"A test of the national missile defense system failed Monday when an interceptor missile did not launch from its island base in the Pacific Ocean, the military said. It was the second failure in months for the experimental program."
There are a lot of people that attack this program as a waste of money, a boondongle that will never work and useless exercise in the face of a diminished threat.
I am not one of those people.
"You're a liberal, how can justify this waste?", I am asked with shock and awe, "You've drank the Kool-Aid of the Neo-Cons."
First of all, missile defense, as a workable system, is probably never going to work in my lifetime. It's too complicated for us to develop right now - that's why even highly controlled tests fail miserably. Secondly, forget about Seattle, I'd be shocked if North Korea could successfully launch a missile at Seoul. It's value is somewhat limited in the final application.

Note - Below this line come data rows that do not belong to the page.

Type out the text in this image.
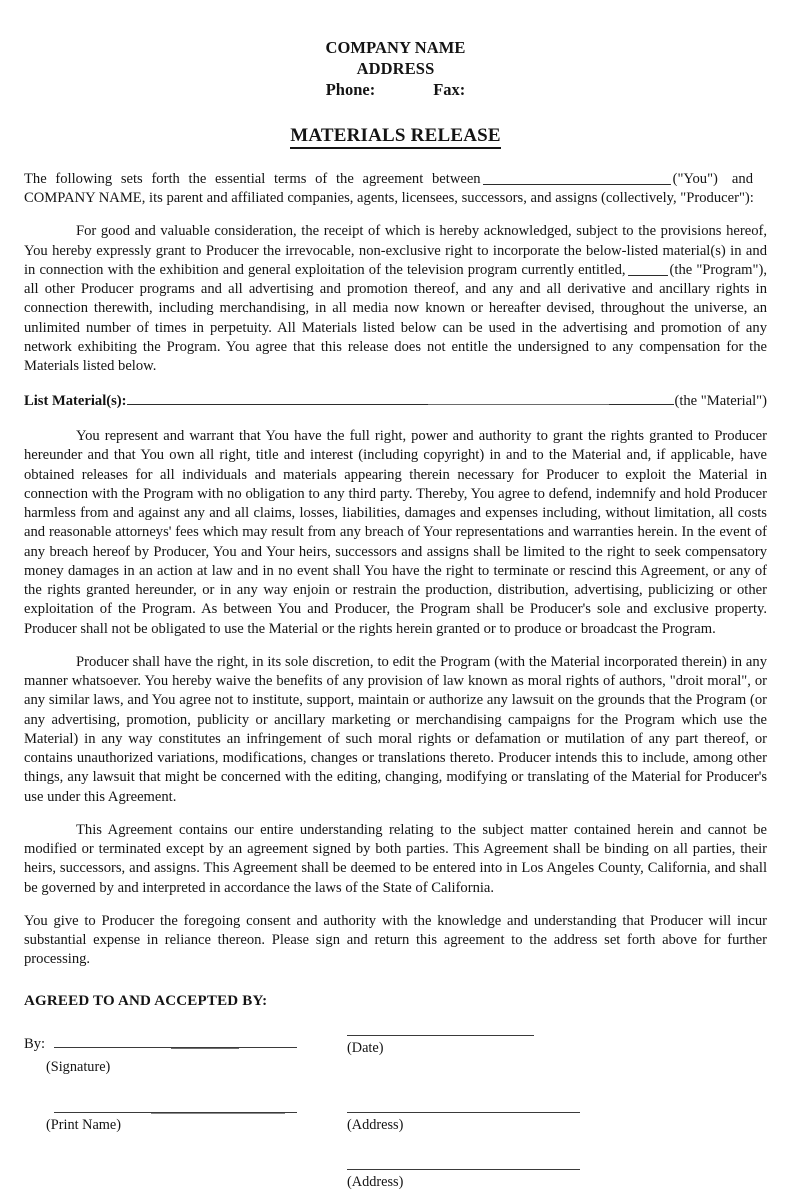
COMPANY NAME
ADDRESS
Phone:	Fax:
MATERIALS RELEASE

The following sets forth the essential terms of the agreement between	("You") andCOMPANY NAME, its parent and affiliated companies, agents, licensees, successors, and assigns (collectively, "Producer"):

For good and valuable consideration, the receipt of which is hereby acknowledged, subject to the provisions hereof, You hereby expressly grant to Producer the irrevocable, non-exclusive right to incorporate the below-listed material(s) in and in connection with the exhibition and general exploitation of the television program currently entitled,	(the "Program"), all other Producer programs and all advertising and promotion thereof, and any and all derivative and ancillary rights in connection therewith, including merchandising, in all media now known or hereafter devised, throughout the universe, an unlimited number of times in perpetuity. All Materials listed below can be used in the advertising and promotion of any network exhibiting the Program. You agree that this release does not entitle the undersigned to any compensation for the Materials listed below.

List Material(s):	(the "Material")

You represent and warrant that You have the full right, power and authority to grant the rights granted to Producer hereunder and that You own all right, title and interest (including copyright) in and to the Material and, if applicable, have obtained releases for all individuals and materials appearing therein necessary for Producer to exploit the Material in connection with the Program with no obligation to any third party. Thereby, You agree to defend, indemnify and hold Producer harmless from and against any and all claims, losses, liabilities, damages and expenses including, without limitation, all costs and reasonable attorneys' fees which may result from any breach of Your representations and warranties herein. In the event of any breach hereof by Producer, You and Your heirs, successors and assigns shall be limited to the right to seek compensatory money damages in an action at law and in no event shall You have the right to terminate or rescind this Agreement, or any of the rights granted hereunder, or in any way enjoin or restrain the production, distribution, advertising, publicizing or other exploitation of the Program. As between You and Producer, the Program shall be Producer's sole and exclusive property. Producer shall not be obligated to use the Material or the rights herein granted or to produce or broadcast the Program.

Producer shall have the right, in its sole discretion, to edit the Program (with the Material incorporated therein) in any manner whatsoever. You hereby waive the benefits of any provision of law known as moral rights of authors, "droit moral", or any similar laws, and You agree not to institute, support, maintain or authorize any lawsuit on the grounds that the Program (or any advertising, promotion, publicity or ancillary marketing or merchandising campaigns for the Program which use the Material) in any way constitutes an infringement of such moral rights or defamation or mutilation of any part thereof, or contains unauthorized variations, modifications, changes or translations thereto. Producer intends this to include, among other things, any lawsuit that might be concerned with the editing, changing, modifying or translating of the Material for Producer's use under this Agreement.

This Agreement contains our entire understanding relating to the subject matter contained herein and cannot be modified or terminated except by an agreement signed by both parties. This Agreement shall be binding on all parties, their heirs, successors, and assigns. This Agreement shall be deemed to be entered into in Los Angeles County, California, and shall be governed by and interpreted in accordance the laws of the State of California.

You give to Producer the foregoing consent and authority with the knowledge and understanding that Producer will incur substantial expense in reliance thereon. Please sign and return this agreement to the address set forth above for further processing.

AGREED TO AND ACCEPTED BY:
By:
(Signature)
(Date)
(Print Name)	(Address)
(Address)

With that being said, I still support this program, precisely because it is so complex it probably won't work. The scientific knowledge that we'll gain from this kind of project will be immeasurable in value. Look at NASA - going to the Moon has little value, but the science and technology developed out of the effort is what makes so much of lives possible today. Small electronics, computers, safety devices, etc...all a result of NASA effort.
The two best technology drivers in this country are funded by our government - sorry general commercial industry, but you don't hold a candle to the defense industry and universities. Lockheed Martin and the University of California System will do more to advance science and technology with defense contracts and NSF money this year than Ford & GM will do in this entire decade.
If we insist on having a high defense budget, better that it's INVESTED in product development and research than thrown away on consumption spending like paying for overseas bases.
Let's face it - the "market" isn't going to fix oil dependence issues, it's going to create a war for energy between rich and poor, U.S. and China. The path off of oil is going to come from the military, trying to figure out how to move armored divisions without relying so much on oil. Northrup Grumman, on the government's dime, will be asked to figure out how to move armour without oil, or at least get high mileage. The theory will come from a university physics or engineering department, the first practical application will be in defense, and Ford will use the technology in a passenger car.
Most things are like this - small business (or big business for that matter) didn't invent the Internet. Al Gore has a better claim to that because he was a government employee at the time of creation. Private industry didn't invent nuclear energy on their own. Heck, plastics technology advancement had more to do with WWII than the market ever did.
Maybe there's a better way to get more bang for the buck, but with a concern about quarterly profits, I don't expect business to give us much of anything in the way of R & D - the shareholders are too darn fickle. I don't care if missile defense ever works, but as an engine for innovation, it's fine by me. The government should keep on funding programs like this.